Am I going to struggle along with my students as we find ways for them to show off true learning in my classes? You bet!

Binary Grading in Practice (Update 1)

As described previously on this blog, I am experimenting with a grading system in which students earn either 1 or 0 points for daily assignments that reflect learning activities or practice.  Quizzes, tests, and projects that do measure individual learning earn higher point values in the gradebook. With a few weeks-worth of grades in the book, I’ll risk a few early observations about how the system is working.

Best outcome so far: I have found that I need to assess student understanding more frequently so that one quiz does not doom a student’s grade.  Even better, students are now asking for more chances to demonstrate their learning. Student athletes, in particular, are approaching me with requests for ways to show that they understand what we are discussing in class in order to remain eligible for sports.

With only a few quizzes in the gradebook and no “extra” points from daily assignments to buffer their grade, many students have found their grades to be much lower at the start of this quarter than they would like.  This may be because they are still getting used to the system and are only now realizing what the new point system entails. Most students do seem to realize now that they are not being rewarded just for turning assignments in. They have to perform well on the quizzes for the grade to show any progress. I think it helped that I put the new grading policy in writing and distributed it to students and their parents on the advice of my principal, Bud Ozzello.

Another outcome of binary grading is that some aspects of the daily assignments themselves have changed.  Since most daily assignments are now defined as learning activities, not assessment activities, I send home the answer keys with assignments as much as possible.  This makes my job as teacher a lot easier. I used to be in the role of “copy policeman” where I would have to scrutinize homework to see who was copying whom. No longer. Now it is the student’s responsibility to make sure that they are using their time wisely. Students may still cheat, but now at least they have the correct answers and are getting very little credit for it in the overall course grade. They are still held accountable for learning the material since it appears on quizzes and tests.

The most surprising observation so far has been that students still complete the daily assignments even though they are worth only 1 point.  I had worried initially that students would lose motivation due to the lack of points, but I think most realize that they are still being held accountable for the daily work. Their parents can check my online gradebook to see if they are doing their work and if they are understanding it based on the quiz results.
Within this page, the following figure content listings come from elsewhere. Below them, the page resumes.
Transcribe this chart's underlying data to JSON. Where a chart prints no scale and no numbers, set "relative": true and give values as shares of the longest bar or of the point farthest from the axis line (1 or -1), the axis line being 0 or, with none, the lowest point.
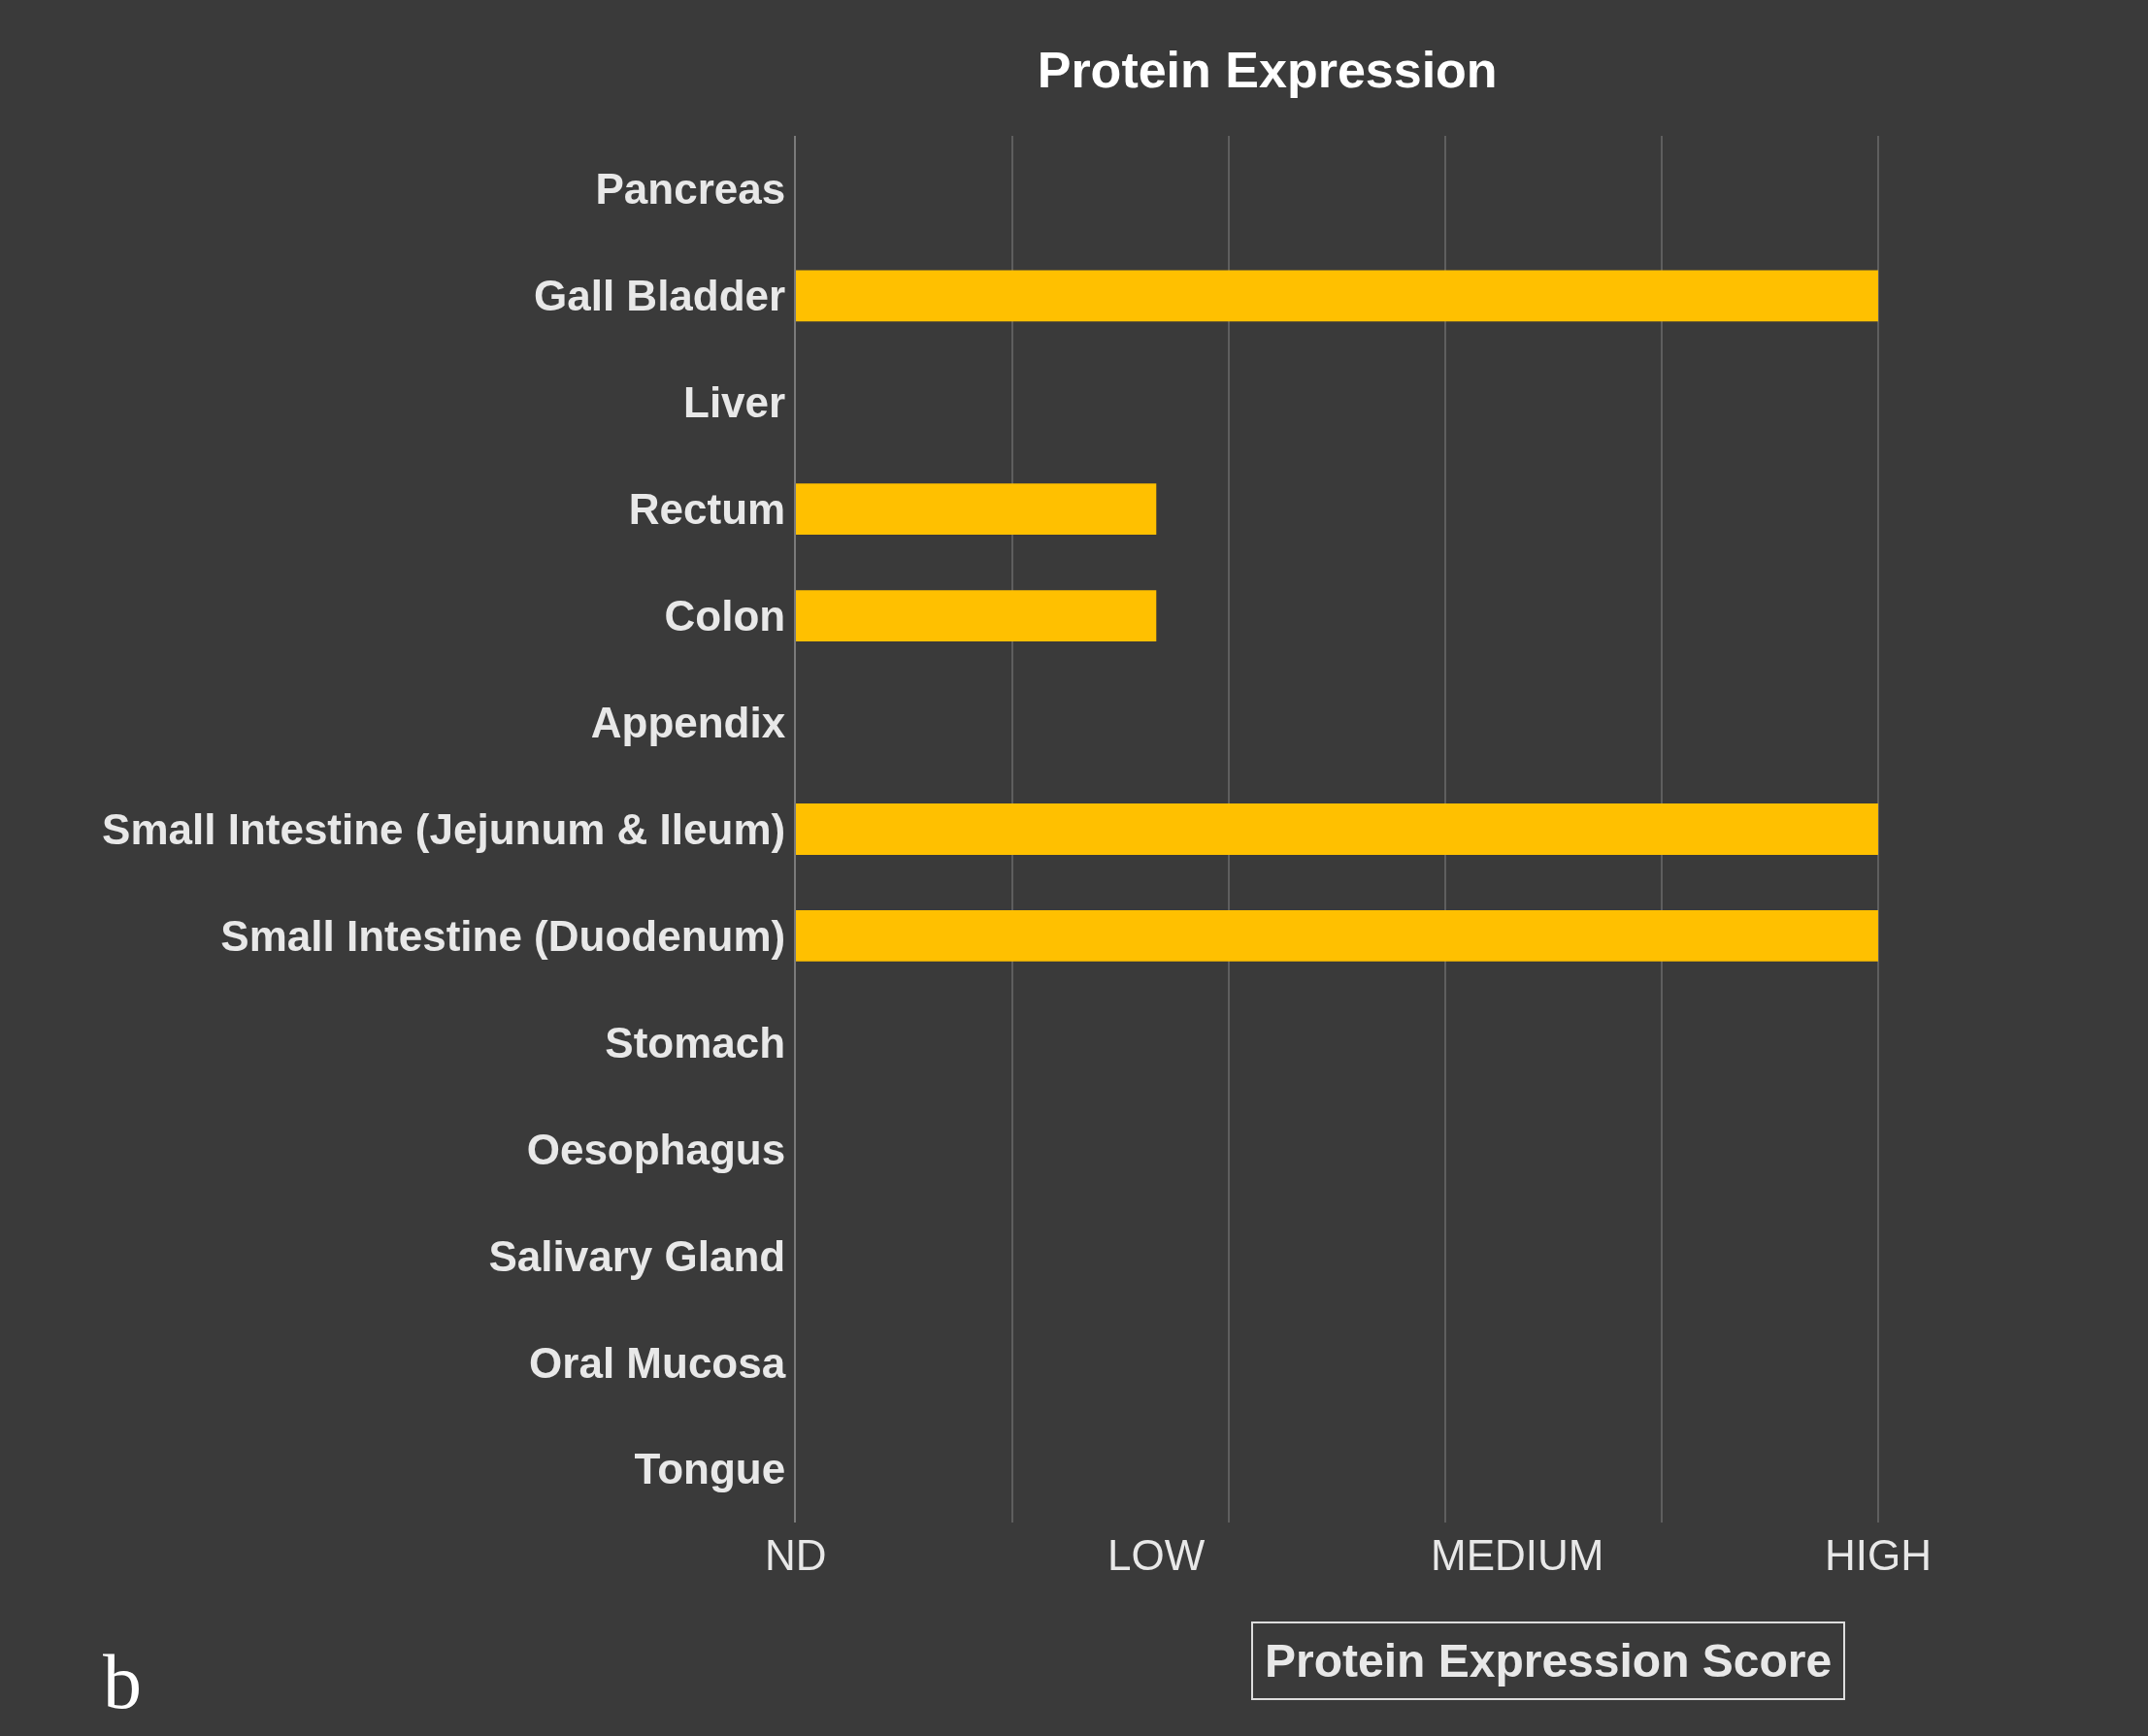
{
  "chart_data": {
    "type": "bar",
    "orientation": "horizontal",
    "title": "Protein Expression",
    "xlabel": "Protein Expression Score",
    "categories": [
      "Pancreas",
      "Gall Bladder",
      "Liver",
      "Rectum",
      "Colon",
      "Appendix",
      "Small Intestine (Jejunum & Ileum)",
      "Small Intestine (Duodenum)",
      "Stomach",
      "Oesophagus",
      "Salivary Gland",
      "Oral Mucosa",
      "Tongue"
    ],
    "values": [
      0,
      1,
      0,
      0.333,
      0.333,
      0,
      1,
      1,
      0,
      0,
      0,
      0,
      0
    ],
    "relative": true,
    "color": "#ffc000",
    "grid": "x",
    "annotations": [
      "ND",
      "LOW",
      "MEDIUM",
      "HIGH",
      "b"
    ]
  }
}
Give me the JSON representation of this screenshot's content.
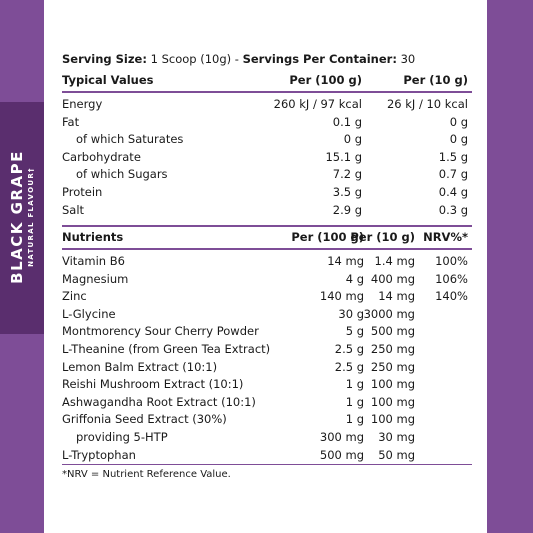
{
  "flavour": {
    "name": "BLACK GRAPE",
    "sub": "NATURAL FLAVOUR†"
  },
  "serving": {
    "size_label": "Serving Size:",
    "size_value": " 1 Scoop (10g)  -  ",
    "servings_label": "Servings Per Container:",
    "servings_value": " 30"
  },
  "typical": {
    "headers": [
      "Typical Values",
      "Per (100 g)",
      "Per (10 g)"
    ],
    "rows": [
      [
        "Energy",
        "260 kJ / 97 kcal",
        "26 kJ / 10 kcal"
      ],
      [
        "Fat",
        "0.1 g",
        "0 g"
      ],
      [
        "of which Saturates",
        "0 g",
        "0 g"
      ],
      [
        "Carbohydrate",
        "15.1 g",
        "1.5 g"
      ],
      [
        "of which Sugars",
        "7.2 g",
        "0.7 g"
      ],
      [
        "Protein",
        "3.5 g",
        "0.4 g"
      ],
      [
        "Salt",
        "2.9 g",
        "0.3 g"
      ]
    ]
  },
  "nutrients": {
    "headers": [
      "Nutrients",
      "Per (100 g)",
      "Per (10 g)",
      "NRV%*"
    ],
    "rows": [
      [
        "Vitamin B6",
        "14 mg",
        "1.4 mg",
        "100%"
      ],
      [
        "Magnesium",
        "4 g",
        "400 mg",
        "106%"
      ],
      [
        "Zinc",
        "140 mg",
        "14 mg",
        "140%"
      ],
      [
        "L-Glycine",
        "30 g",
        "3000 mg",
        ""
      ],
      [
        "Montmorency Sour Cherry Powder",
        "5 g",
        "500 mg",
        ""
      ],
      [
        "L-Theanine (from Green Tea Extract)",
        "2.5 g",
        "250 mg",
        ""
      ],
      [
        "Lemon Balm Extract (10:1)",
        "2.5 g",
        "250 mg",
        ""
      ],
      [
        "Reishi Mushroom Extract (10:1)",
        "1 g",
        "100 mg",
        ""
      ],
      [
        "Ashwagandha Root Extract (10:1)",
        "1 g",
        "100 mg",
        ""
      ],
      [
        "Griffonia Seed Extract (30%)",
        "1 g",
        "100 mg",
        ""
      ],
      [
        "providing 5-HTP",
        "300 mg",
        "30 mg",
        ""
      ],
      [
        "L-Tryptophan",
        "500 mg",
        "50 mg",
        ""
      ]
    ]
  },
  "footnote": "*NRV = Nutrient Reference Value."
}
I thoroughly enjoyed reading Paula White’s article http://tzstchr.edublogs.org/2010/01/26/gradefog/ on effective grading in which she passes on a warning about the hazards of formative assessments taking over the gradebook:

Coaches don’t grade practices, so why over-grade ongoing assessments?  Students need opportunities to practice, analyze work, and learn from errors in a safe context.   The formative assessments given should be just that—formative—not final grades.

I’d like to think that that is what is beginning to happen in my classroom with this change in grade reporting. My challenge now is to routinely produce quality assessments (formative and summative) that do measure individual student levels of understanding in a timely manner. I am still shaking myself out of the past several years of doing things the same old way. But I hope that my students and I will continue to work the kinks out of this new grading system and find ways for them to learn to earn the grade.